KPK Dalami Peran Miranda Goeltom dan Nunun Nurbaeti
Komisi Pemberantasan Korupsi (KPK) terus mengembangkan penyidikan kasus suap cek perjalanan terkait dengan pemenangan Miranda Goeltom sebagai deputi gubernur senior Bank Indonesia (DGS BI) pada 2004. Tim penyidik saat ini mengembangkan peran sejumlah nama, termasuk Miranda dan Nunun Nurbaeti, istri anggota DPR Adang Daradjatun.
Dalam sidang di Pengadilan Tipikor, Nunun disebut-sebut memfasilitasi penyerahan cek perjalanan dari penyandang dana kepada sejumlah anggota DPR periode 1999-2004, termasuk yang telah ditetapkan sebagai tersangka. Pengadilan telah memanggil Nunun untuk bersaksi. Namun, dia tidak pernah hadir.
Wakil Ketua KPK Bidang Penindakan Bibit Samad Rianto menyatakan, KPK memang masih mendalami tiga nama lain yang akan menjadi tersangka menyusul 26 politikus dari tiga fraksi di DPR. Namun, dia menolak menyebutkan nama mereka, apakah penerima atau pemberi cek. ''Alat buktinya belum cukup. Penetapannya juga bergantung penyidik,'' katanya kemarin.
Direktur Penuntutan KPK Ferry Wibisono menambahkan, pendalaman terkait pemberi cek akan dilakukan saat sidang bagi 26 tersangka dilaksanakan. Selama sidang, penyidikan akan dikembangkan. ''Penyidik mengembangkan dari hasil sidang kemarin, kami kembangkan lagi,'' ungkap Ferry.
Sebelumnya, 39 mantan anggota dewan periode 1999-2004 disebut menerima duit suap terkait upaya pemenangan Miranda Goeltom. Di antara jumlah tersebut, baru empat orang yang ditahan dan 26 tersangka baru ditetapkan. Dengan demikian, tersisa sembilan orang yang statusnya belum ditentukan.
Meski telah menetapkan tersangka, KPK belum mengeluarkan permohonan pencekalan terhadap 26 tersangka baru itu. ''Sampai saat ini, kami belum menerima surat permohonan pencegahan larangan ke luar negeri dari KPK atas nama 26 tersangka itu,'' kata Kasubdit Humas Ditjen Imigrasi Bambang Catur Edi di gedung Kemenkum dan HAM kemarin.
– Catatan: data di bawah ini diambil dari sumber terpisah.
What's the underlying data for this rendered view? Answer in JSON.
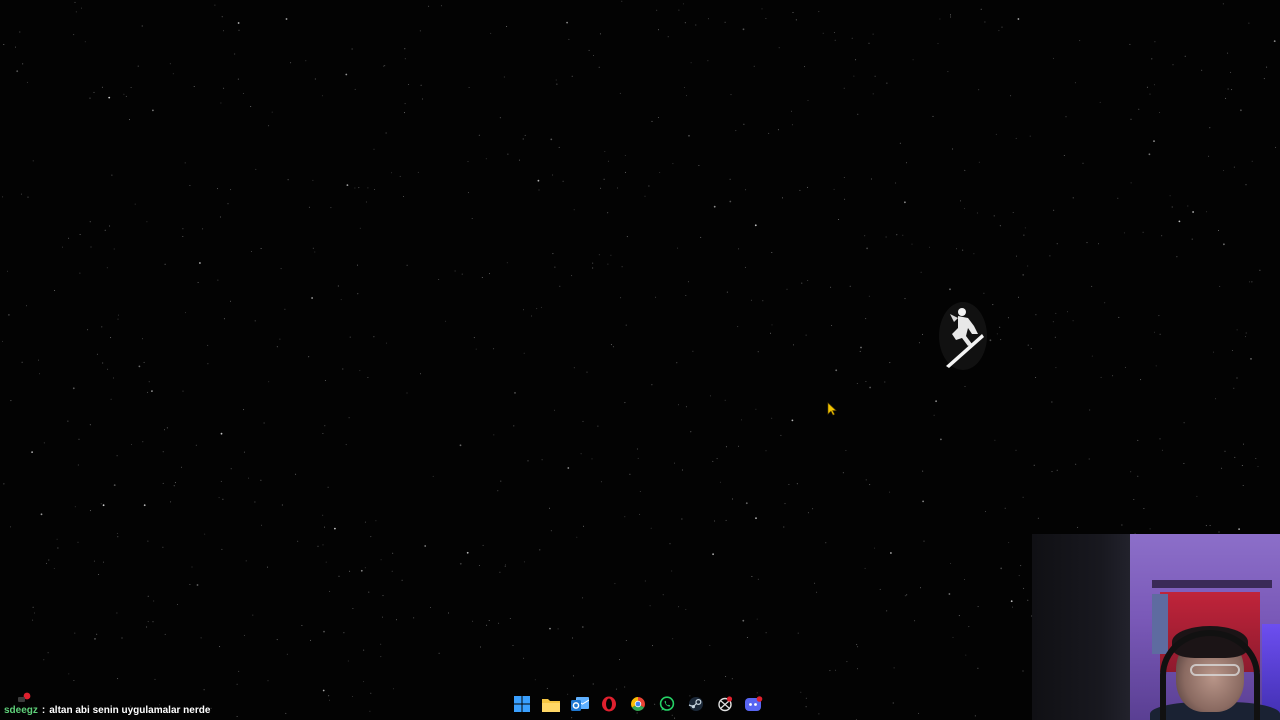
{
  "desktop": {
    "wallpaper": "starfield-with-silver-surfer",
    "background_color": "#030303"
  },
  "taskbar": {
    "icons": [
      {
        "name": "windows-start-icon",
        "color": "#3aa0ff"
      },
      {
        "name": "file-explorer-icon",
        "color": "#f5c542"
      },
      {
        "name": "outlook-mail-icon",
        "color": "#1f78d1"
      },
      {
        "name": "opera-browser-icon",
        "color": "#e0202e"
      },
      {
        "name": "chrome-browser-icon",
        "color": "#34a853"
      },
      {
        "name": "whatsapp-icon",
        "color": "#25d366"
      },
      {
        "name": "steam-icon",
        "color": "#c7d5e0"
      },
      {
        "name": "ring-app-icon",
        "color": "#e0e0e0"
      },
      {
        "name": "discord-icon",
        "color": "#5865f2"
      }
    ]
  },
  "chat": {
    "username": "sdeegz",
    "separator": ":",
    "message": "altan abi senin uygulamalar nerde",
    "username_color": "#5fd17a"
  },
  "webcam": {
    "label": "streamer-webcam"
  }
}
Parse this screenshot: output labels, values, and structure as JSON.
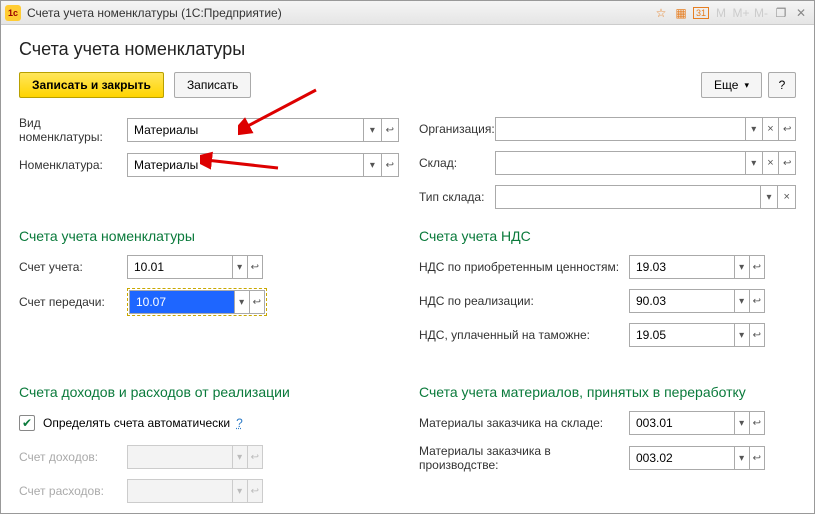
{
  "titlebar": {
    "logo": "1c",
    "title": "Счета учета номенклатуры  (1С:Предприятие)"
  },
  "page_title": "Счета учета номенклатуры",
  "toolbar": {
    "save_close": "Записать и закрыть",
    "save": "Записать",
    "more": "Еще",
    "help": "?"
  },
  "top_left": {
    "nomenclature_type_label": "Вид номенклатуры:",
    "nomenclature_type_value": "Материалы",
    "nomenclature_label": "Номенклатура:",
    "nomenclature_value": "Материалы"
  },
  "top_right": {
    "organization_label": "Организация:",
    "organization_value": "",
    "warehouse_label": "Склад:",
    "warehouse_value": "",
    "warehouse_type_label": "Тип склада:",
    "warehouse_type_value": ""
  },
  "accounts": {
    "section": "Счета учета номенклатуры",
    "account_label": "Счет учета:",
    "account_value": "10.01",
    "transfer_label": "Счет передачи:",
    "transfer_value": "10.07"
  },
  "nds": {
    "section": "Счета учета НДС",
    "purchased_label": "НДС по приобретенным ценностям:",
    "purchased_value": "19.03",
    "sales_label": "НДС по реализации:",
    "sales_value": "90.03",
    "customs_label": "НДС, уплаченный на таможне:",
    "customs_value": "19.05"
  },
  "income": {
    "section": "Счета доходов и расходов от реализации",
    "auto_label": "Определять счета автоматически",
    "auto_hint": "?",
    "income_label": "Счет доходов:",
    "expense_label": "Счет расходов:"
  },
  "materials": {
    "section": "Счета учета материалов, принятых в переработку",
    "in_stock_label": "Материалы заказчика на складе:",
    "in_stock_value": "003.01",
    "in_prod_label": "Материалы заказчика в производстве:",
    "in_prod_value": "003.02"
  }
}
Dia mengungkapkan, pihaknya segera menindaklanjuti segala permintaan pelarangan ke luar negeri begitu mendapat surat permohonan dari KPK. ''Kami akan langsung keluarkan surat cekal itu kalau memang surat permohonannya sudah sampai kepada kami. Ini belum sampai. Bahkan, lewat faks juga belum ada,'' jelasnya.
Wakil Ketua KPK Bidang Pencegahan Mochammad Jasin menyatakan bahwa KPK masih memproses permohonan pencekalan terhadap 26 tersangka kasus cek tersebut. ''Mungkin (suratnya) masih dalam perjalanan,'' katanya di gedung KPK kemarin.
Pada bagian lain, Fraksi PDIP tidak tinggal diam atas penetapan Panda Nababan beserta belasan kadernya sebagai tersangka kasus cek perjalanan. FPDIP menilai KPK prematur dalam memersepsikan dugaan suap dalam pemilihan Miranda.
Gayus Lumbuun, salah seorang anggota tim hukum FPDIP, menyatakan bahwa tindakan prematur itu terlihat karena KPK tidak sepenuhnya melaksanakan ketentuan KUHP maupun UU Tipikor. KPK lalai karena terburu-buru menetapkan para penerima gratifikasi sebagai tersangka korupsi.
''Ketentuannya jelas, pemberian apa pun kepada pejabat negara, berbuat atau tidak, harus dimulai dari pemberi aktif,'' ujarnya. Hal itu tercantum dalam pasal 209 dan 210 KUHP serta pasal 5, 6, dan 7 UU No 31/1999 tentang Tipikor.
Menurut Gayus, ada atau tidak ada cek perjalanan, Miranda mungkin tetap menjadi DGS BI. Terpilihnya Miranda sebagai DGS BI pada 1999 sudah menjadi kebijakan FPDIP.
Mempertimbangkan kapasitas Miranda, kebijakan yang sama mungkin dilakukan fraksi lain DPR periode 1999-2004 itu. ''Pemilihan orang per orang tidak memengaruhi pemberian. Sebab, diberi atau tidak, itu sudah kebijakan fraksi,'' tegasnya.
Sikap prematur KPK, ujar Gayus, terlihat karena Miranda yang diduga sebagai pemberi cek terkesan dilepaskan oleh KPK. Seharusnya, pemberi lebih dulu dipanggil KPK untuk menjelaskan niat pemberian cek tersebut. ''Karena itulah, saya bilang prematur,'' ungkapnya. (ken/bay/c5/agm)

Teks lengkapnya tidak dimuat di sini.